Sitting out in the sun, in my little green patch, I had no agenda. Mindlessly wandering through the house, leaving the phone and all other electronic screens and sounds I came out to this ignored nook. The breeze was still chilly this late in January and the skin on my face stretched as I tried looking at the sun.
Though there are quite a few plants out here, none quite gave me the comfort of shade – except for this one lime tree. This used to be a plant, all of about 4 feet when we moved here almost 4 years back. Now standing tall at 20 feet, this was a tree. It never yielded fruit. All around me compared it to other bushes of lime that gave 2-3 kilos every season. Apparently that’s the reason most lime trees remain bushes and never grow tall. They’re kept low by the weight of their yield. This one was different. It just had to reach out. The shaft now almost 7-8 inches in diameter showed how it held ground. I kept avoiding suggestions and instructions by the elders to cut it and let a fruit yielding plant take it’s place and nutrition from earth.
Cut it out? Today?
To leave a tear in the earth? In the earth I called home? Both of us, me and my husband never fathom how to let go of lives around us just coz they didn’t yield what was expected out of them. We were taking it emotionally I was told. This tree grew more than 15 feet right infront of us. Without any attention or care. Took from the earth and the sun what rightfully belonged to it – never cried or whined! Even supported the weed vines. Just let in just the right amount of sun when I sat out under it. Was I being emotional? From the trunk untill the leaves started, it got divided into 3 steady branches- each holding onto it multiple others. Never leaning, never spreading. Never claiming the sun of others.

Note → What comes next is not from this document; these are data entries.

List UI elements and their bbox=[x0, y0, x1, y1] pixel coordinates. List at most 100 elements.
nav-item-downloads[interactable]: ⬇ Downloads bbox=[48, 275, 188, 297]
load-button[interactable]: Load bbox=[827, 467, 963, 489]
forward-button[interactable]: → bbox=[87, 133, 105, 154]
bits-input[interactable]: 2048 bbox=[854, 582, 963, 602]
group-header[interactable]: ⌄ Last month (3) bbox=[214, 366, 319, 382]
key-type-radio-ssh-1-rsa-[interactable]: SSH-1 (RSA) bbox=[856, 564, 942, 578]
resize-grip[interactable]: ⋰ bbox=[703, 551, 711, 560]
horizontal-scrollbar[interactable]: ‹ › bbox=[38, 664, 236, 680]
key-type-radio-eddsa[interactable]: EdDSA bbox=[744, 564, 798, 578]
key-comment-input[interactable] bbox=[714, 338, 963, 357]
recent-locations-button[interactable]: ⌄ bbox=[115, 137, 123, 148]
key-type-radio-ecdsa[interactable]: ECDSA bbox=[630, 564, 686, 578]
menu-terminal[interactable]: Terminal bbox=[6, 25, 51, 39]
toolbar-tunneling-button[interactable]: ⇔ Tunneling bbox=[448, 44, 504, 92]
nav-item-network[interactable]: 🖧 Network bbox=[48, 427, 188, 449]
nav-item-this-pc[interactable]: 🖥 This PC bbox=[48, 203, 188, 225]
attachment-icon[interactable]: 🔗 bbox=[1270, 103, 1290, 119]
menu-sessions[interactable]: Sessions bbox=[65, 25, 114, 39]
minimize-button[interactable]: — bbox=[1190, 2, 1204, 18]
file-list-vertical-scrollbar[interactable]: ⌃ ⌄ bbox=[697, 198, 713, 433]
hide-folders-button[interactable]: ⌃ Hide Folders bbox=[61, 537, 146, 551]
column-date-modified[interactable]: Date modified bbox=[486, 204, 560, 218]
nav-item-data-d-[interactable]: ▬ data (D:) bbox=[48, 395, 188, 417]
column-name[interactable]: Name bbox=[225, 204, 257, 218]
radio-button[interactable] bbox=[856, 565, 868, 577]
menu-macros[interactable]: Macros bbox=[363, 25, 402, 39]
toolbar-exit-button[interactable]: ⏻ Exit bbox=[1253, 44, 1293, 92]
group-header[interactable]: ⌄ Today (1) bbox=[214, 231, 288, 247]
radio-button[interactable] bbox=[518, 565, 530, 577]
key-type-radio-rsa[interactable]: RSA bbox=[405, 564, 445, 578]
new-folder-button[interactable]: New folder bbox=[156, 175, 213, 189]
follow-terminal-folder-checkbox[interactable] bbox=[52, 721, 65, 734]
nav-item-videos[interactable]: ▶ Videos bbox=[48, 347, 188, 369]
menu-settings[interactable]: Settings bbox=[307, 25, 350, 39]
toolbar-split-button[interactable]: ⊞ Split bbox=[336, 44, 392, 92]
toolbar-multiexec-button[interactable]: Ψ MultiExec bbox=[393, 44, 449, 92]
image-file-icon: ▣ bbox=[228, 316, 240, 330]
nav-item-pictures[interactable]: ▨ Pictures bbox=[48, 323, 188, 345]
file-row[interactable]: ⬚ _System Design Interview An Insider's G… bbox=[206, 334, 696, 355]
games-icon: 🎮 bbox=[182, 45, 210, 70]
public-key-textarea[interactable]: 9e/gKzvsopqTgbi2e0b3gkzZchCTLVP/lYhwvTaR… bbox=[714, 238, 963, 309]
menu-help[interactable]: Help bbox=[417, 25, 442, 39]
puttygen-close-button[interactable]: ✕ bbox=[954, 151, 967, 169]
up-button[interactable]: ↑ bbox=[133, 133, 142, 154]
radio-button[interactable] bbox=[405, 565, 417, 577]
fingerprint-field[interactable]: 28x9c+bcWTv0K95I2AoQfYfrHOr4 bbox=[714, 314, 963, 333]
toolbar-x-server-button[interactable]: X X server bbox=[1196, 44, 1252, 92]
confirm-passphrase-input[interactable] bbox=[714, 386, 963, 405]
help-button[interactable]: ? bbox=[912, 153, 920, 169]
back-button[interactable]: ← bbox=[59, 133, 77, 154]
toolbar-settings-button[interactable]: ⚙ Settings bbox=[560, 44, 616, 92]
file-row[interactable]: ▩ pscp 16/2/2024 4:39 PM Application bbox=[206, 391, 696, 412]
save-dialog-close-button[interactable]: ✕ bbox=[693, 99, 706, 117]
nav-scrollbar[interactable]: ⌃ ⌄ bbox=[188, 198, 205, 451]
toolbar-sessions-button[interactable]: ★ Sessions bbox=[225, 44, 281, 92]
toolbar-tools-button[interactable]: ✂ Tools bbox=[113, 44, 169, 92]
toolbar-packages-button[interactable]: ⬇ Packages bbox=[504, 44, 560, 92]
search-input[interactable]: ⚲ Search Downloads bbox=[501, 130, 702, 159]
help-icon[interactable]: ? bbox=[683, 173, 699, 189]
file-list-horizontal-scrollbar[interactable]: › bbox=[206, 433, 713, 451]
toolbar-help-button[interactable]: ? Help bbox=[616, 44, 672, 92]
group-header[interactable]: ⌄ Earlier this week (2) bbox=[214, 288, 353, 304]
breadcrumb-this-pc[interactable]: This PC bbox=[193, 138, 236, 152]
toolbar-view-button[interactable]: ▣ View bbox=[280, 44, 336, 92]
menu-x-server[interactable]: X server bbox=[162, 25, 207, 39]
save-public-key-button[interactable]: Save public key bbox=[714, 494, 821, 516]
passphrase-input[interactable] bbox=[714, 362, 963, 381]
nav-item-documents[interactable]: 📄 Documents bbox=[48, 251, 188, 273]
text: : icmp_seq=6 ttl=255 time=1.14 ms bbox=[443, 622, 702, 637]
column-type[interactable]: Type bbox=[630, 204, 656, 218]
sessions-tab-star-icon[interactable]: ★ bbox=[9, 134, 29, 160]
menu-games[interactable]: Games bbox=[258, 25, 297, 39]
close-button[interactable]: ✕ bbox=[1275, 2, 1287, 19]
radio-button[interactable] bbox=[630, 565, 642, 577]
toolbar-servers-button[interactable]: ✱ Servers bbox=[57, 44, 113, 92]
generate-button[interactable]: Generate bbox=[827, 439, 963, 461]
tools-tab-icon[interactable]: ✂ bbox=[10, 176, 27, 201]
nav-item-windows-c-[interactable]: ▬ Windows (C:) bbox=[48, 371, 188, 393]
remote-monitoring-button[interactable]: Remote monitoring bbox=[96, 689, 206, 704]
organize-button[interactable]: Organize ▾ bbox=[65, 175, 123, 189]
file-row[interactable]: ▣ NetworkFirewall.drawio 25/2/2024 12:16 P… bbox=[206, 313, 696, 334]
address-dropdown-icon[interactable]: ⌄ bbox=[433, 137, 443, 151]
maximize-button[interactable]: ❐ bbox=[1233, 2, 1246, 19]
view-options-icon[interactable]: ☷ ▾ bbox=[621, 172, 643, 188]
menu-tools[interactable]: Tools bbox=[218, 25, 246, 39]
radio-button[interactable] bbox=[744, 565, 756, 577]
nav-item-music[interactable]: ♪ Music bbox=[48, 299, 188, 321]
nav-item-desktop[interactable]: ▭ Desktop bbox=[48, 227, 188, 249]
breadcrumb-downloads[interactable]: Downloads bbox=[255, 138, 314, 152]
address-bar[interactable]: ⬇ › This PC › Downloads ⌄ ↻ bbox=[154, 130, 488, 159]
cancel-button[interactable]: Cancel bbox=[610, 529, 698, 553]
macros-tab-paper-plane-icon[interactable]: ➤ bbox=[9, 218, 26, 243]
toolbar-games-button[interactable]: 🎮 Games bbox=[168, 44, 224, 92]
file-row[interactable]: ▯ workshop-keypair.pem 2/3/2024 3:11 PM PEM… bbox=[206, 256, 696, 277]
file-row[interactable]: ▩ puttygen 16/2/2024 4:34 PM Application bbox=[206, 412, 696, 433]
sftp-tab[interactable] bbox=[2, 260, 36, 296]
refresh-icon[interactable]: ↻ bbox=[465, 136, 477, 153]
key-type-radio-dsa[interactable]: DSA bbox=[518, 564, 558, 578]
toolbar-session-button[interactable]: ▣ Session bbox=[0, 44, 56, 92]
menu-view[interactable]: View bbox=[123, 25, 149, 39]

The leaves were fresh and lemony. They rustled in the winds and held water in the rains, letting it down drop by drop. Squirrels loved it, maybe not birds. But we did have a thick bougainvillaea bush for them birds and other beings. It had thick horns; some kind of defense I assume. It made the skies appear bluer breeze felt cooler when it passed through it. It gave familiarity to my home and air to my lungs. It lent it’s life to support mine. It was family.
Cutting it would be slaughter. One blow for this tree and little by little for us all.
I had been out here way too long and my garden was awfully silent without the chirping playful squirrels and the overactive brown sparrows. I needed to get in. Leave the ground to its habitants that we had just borrowed some space from. I looked up winking to save my eyes from the sun glare and the tree waved in agreement. Let’s get going.




Life, while I was seeking you through doubts & issues, problems & solutions, you were visible only through certainty – through the fusion of me and you both into one.